Italians still consume tonnes of traditional fare

Editorial Staff
January 12, 2006

Like in many other parts of the world, the Christmas holidays in Italy are largely spent around the dinner table, feasting on traditional gastronomic delights.


Between Christmas and New Year (according to the Coldiretti farmers union) Italians consumed over 100 million pandori and panettone Christmas cakes, 80 million bottles of spumante and champagne, 20 tonnes of pasta and 8,000 tonnes of assorted cold cuts, cheeses, meats, bread and sweets. Though this may appear to be a lot, it seems that Italians consumed 2.8% less food compared with the same period last year.


Another consumer trend this year was the increased consumption of local foods and a decrease in the acquisition of foreign imports.

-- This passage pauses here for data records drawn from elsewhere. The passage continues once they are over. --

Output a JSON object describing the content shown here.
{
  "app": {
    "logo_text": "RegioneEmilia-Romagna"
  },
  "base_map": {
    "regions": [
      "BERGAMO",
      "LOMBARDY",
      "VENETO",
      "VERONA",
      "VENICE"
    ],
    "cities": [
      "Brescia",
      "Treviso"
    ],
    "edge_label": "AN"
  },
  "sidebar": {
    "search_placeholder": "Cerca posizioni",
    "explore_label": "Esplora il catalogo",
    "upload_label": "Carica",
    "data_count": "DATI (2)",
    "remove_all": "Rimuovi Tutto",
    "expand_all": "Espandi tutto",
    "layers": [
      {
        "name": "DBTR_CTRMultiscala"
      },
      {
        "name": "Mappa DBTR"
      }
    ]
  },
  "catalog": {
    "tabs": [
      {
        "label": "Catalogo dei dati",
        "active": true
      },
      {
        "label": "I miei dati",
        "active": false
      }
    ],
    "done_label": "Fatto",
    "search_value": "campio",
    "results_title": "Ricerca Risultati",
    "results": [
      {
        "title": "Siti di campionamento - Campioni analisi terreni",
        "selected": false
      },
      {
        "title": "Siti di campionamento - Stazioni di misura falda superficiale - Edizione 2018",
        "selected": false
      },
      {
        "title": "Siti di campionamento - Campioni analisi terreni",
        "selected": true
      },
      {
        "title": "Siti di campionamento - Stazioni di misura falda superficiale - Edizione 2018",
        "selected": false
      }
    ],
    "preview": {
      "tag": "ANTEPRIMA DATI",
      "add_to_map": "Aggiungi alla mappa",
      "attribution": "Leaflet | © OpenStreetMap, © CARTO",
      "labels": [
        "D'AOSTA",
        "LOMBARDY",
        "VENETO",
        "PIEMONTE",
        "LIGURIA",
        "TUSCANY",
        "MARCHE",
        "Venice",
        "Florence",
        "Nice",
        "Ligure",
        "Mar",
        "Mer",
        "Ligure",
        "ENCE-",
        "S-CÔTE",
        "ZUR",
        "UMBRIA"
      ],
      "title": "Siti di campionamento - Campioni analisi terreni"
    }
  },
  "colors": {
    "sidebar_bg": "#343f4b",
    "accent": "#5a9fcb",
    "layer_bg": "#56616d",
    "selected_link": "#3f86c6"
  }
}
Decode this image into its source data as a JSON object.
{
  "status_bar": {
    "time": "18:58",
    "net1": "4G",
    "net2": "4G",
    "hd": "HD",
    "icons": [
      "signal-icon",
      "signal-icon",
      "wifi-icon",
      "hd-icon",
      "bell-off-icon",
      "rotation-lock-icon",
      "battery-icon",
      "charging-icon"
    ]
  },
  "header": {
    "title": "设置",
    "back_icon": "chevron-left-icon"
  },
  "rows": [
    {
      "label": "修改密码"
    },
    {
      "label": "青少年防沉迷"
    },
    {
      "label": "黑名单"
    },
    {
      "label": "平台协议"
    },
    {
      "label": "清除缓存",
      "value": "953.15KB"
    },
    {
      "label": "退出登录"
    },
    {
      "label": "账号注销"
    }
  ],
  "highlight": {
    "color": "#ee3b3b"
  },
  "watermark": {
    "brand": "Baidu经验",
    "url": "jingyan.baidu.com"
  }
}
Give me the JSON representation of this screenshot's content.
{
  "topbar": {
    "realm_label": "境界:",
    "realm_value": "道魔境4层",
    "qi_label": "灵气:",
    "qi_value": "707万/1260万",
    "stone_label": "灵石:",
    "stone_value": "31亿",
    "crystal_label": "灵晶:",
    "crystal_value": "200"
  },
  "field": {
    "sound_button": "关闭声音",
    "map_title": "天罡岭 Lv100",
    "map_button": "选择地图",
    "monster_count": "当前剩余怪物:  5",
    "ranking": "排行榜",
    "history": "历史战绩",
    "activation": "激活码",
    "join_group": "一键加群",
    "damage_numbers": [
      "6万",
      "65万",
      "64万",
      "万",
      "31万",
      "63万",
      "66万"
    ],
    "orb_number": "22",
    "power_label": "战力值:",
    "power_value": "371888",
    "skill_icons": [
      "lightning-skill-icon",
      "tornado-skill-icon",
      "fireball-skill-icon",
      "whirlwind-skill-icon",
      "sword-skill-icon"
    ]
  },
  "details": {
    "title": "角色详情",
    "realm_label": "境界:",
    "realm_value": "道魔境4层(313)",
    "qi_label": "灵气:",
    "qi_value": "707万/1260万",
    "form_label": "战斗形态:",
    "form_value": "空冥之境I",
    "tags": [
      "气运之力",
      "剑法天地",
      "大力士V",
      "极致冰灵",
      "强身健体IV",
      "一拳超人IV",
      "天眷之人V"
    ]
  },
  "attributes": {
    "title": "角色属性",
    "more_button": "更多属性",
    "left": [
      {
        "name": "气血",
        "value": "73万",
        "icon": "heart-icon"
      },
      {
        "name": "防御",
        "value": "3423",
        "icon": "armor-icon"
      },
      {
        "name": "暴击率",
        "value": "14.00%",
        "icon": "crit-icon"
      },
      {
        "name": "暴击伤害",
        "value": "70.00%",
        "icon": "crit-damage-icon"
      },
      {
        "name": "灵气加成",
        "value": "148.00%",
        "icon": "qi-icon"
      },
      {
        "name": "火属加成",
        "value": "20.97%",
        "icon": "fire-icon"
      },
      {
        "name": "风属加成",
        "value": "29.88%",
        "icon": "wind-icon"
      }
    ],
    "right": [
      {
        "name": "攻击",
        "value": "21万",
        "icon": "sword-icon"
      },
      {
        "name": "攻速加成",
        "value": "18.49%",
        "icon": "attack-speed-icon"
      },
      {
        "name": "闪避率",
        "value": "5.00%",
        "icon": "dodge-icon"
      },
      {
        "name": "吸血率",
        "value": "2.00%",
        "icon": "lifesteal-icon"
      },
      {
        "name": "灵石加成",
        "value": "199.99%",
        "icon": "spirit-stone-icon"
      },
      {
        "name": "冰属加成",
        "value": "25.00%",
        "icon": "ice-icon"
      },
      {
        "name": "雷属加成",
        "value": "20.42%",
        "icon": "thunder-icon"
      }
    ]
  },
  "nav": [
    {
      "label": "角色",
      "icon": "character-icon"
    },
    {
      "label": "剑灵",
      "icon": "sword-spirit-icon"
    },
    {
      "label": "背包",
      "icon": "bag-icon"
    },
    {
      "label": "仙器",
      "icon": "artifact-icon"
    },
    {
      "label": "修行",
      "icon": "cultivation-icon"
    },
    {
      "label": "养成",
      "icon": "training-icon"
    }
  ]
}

The Confederation of Italian Farmers (Cia) concluded that Italians this year ate more lentils, pork products and chicken than they did oysters, caviar and salmon, the sales of which plummeted 15.5% over last year. Italians appeared to prefer domestic fruits and vegetables to more exotic fruits like avocados and mangos, with sales of the latter falling 20.8%. There was an upsurge in the sales of Italian spumante and other domestic sparkling wines and a drop in champagne’s popularity. According to Cia, over 80 million bottles of Italian spumante were opened over the holidays, up from 78.5 million last year, while champagne sales sank 16.7%.


Now that the holidays are officially over, Italian nutritionists suggest “toasting” with orange juice instead of spumante, and plates dominated by vegetables and legumes, with an extra bit of olive oil to aid digestion.